S3’s Dusaniwsky and Unterman note that both the energy and utilities sectors saw significant short covering in the first six months of the year. Energy short sellers covered $3 billion in short bets, while utilities sector shorts covered $1.6 billion. These two sectors were only two profitable sectors over the past six months because short sellers “were actively decreasing their exposure in these two profitable sectors.”

The worst-performing sectors for short sellers were consumer discretionary stocks, down 23.27%, and technology, down 32.83%. On a mark-to-market basis, short sellers are down 13.09% for the first half of 2023.

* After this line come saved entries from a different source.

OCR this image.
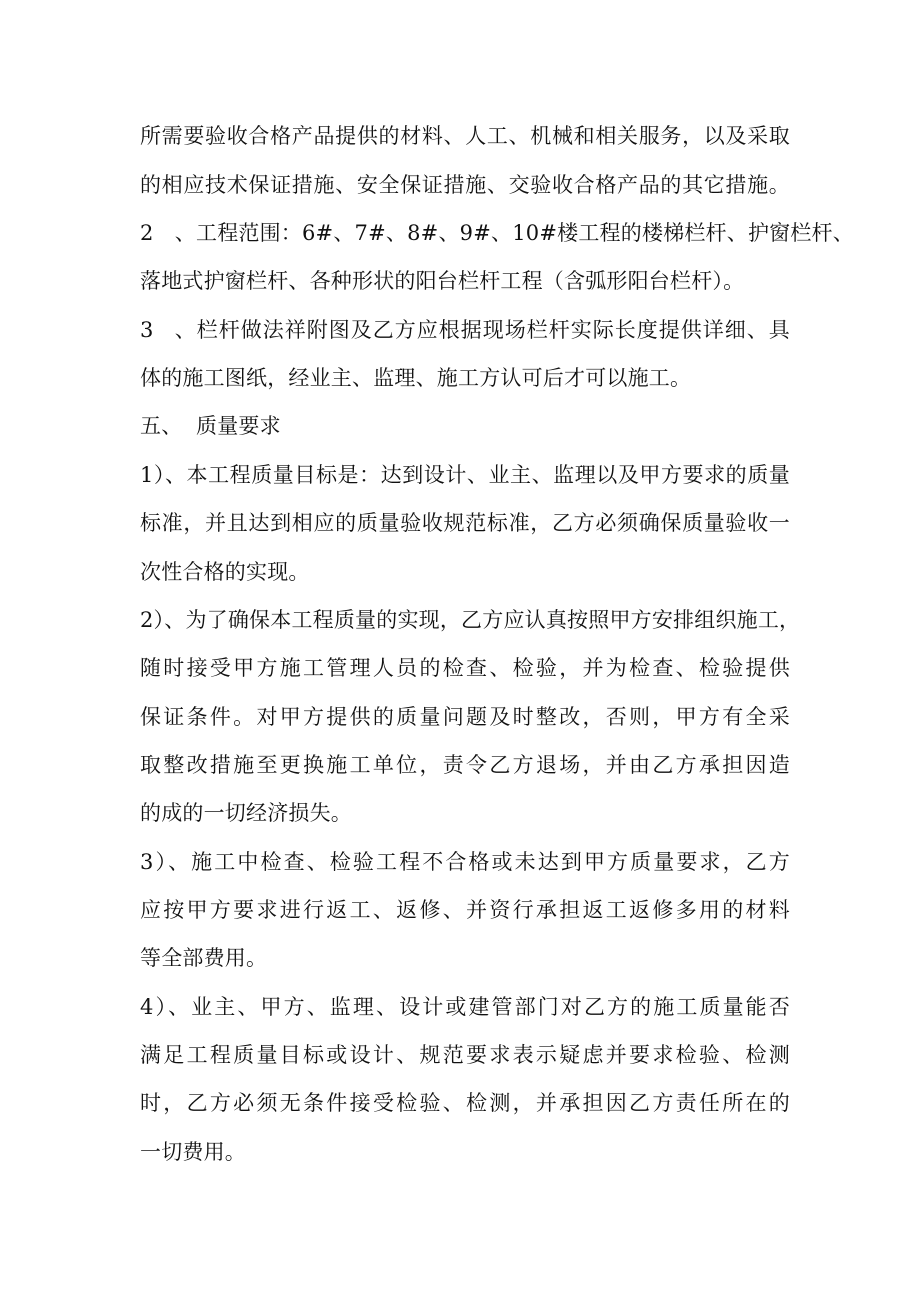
所需要验收合格产品提供的材料、人工、机械和相关服务，以及采取
的相应技术保证措施、安全保证措施、交验收合格产品的其它措施。
2、工程范围：6#、7#、8#、9#、10#楼工程的楼梯栏杆、护窗栏杆、
落地式护窗栏杆、各种形状的阳台栏杆工程（含弧形阳台栏杆）。
3、栏杆做法祥附图及乙方应根据现场栏杆实际长度提供详细、具
体的施工图纸，经业主、监理、施工方认可后才可以施工。
五、 质量要求
1）、本工程质量目标是：达到设计、业主、监理以及甲方要求的质量
标准，并且达到相应的质量验收规范标准，乙方必须确保质量验收一
次性合格的实现。
2）、为了确保本工程质量的实现，乙方应认真按照甲方安排组织施工，
随时接受甲方施工管理人员的检查、检验，并为检查、检验提供
保证条件。对甲方提供的质量问题及时整改，否则，甲方有全采
取整改措施至更换施工单位，责令乙方退场，并由乙方承担因造
的成的一切经济损失。
3）、施工中检查、检验工程不合格或未达到甲方质量要求，乙方
应按甲方要求进行返工、返修、并资行承担返工返修多用的材料
等全部费用。
4）、业主、甲方、监理、设计或建管部门对乙方的施工质量能否
满足工程质量目标或设计、规范要求表示疑虑并要求检验、检测
时，乙方必须无条件接受检验、检测，并承担因乙方责任所在的
一切费用。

Dusaniwsky and Unterman comment again on the rise in short sales in May and June, and what that rise means going forward:

The short side may be turning into a more stock pickers market as the crowded large cap tech names on the short-side have produced outsized mark-to-market losses and hedge funds may be looking for less crowded names to boost returns after they were under-invested in tech on the long-side for most of the year. Mid-cap and small-cap shorts such as Ralph Lauren Corp., Arbor Realty Trust Inc., Fisker Inc., CareTrust REIT Inc., and Wayfair Inc. are seeing short-side inflows while megacap and large-cap names such as Taiwan Semiconductor Inc., Alphabet Inc., Enbridge Inc., and United Health Group see continued outflows.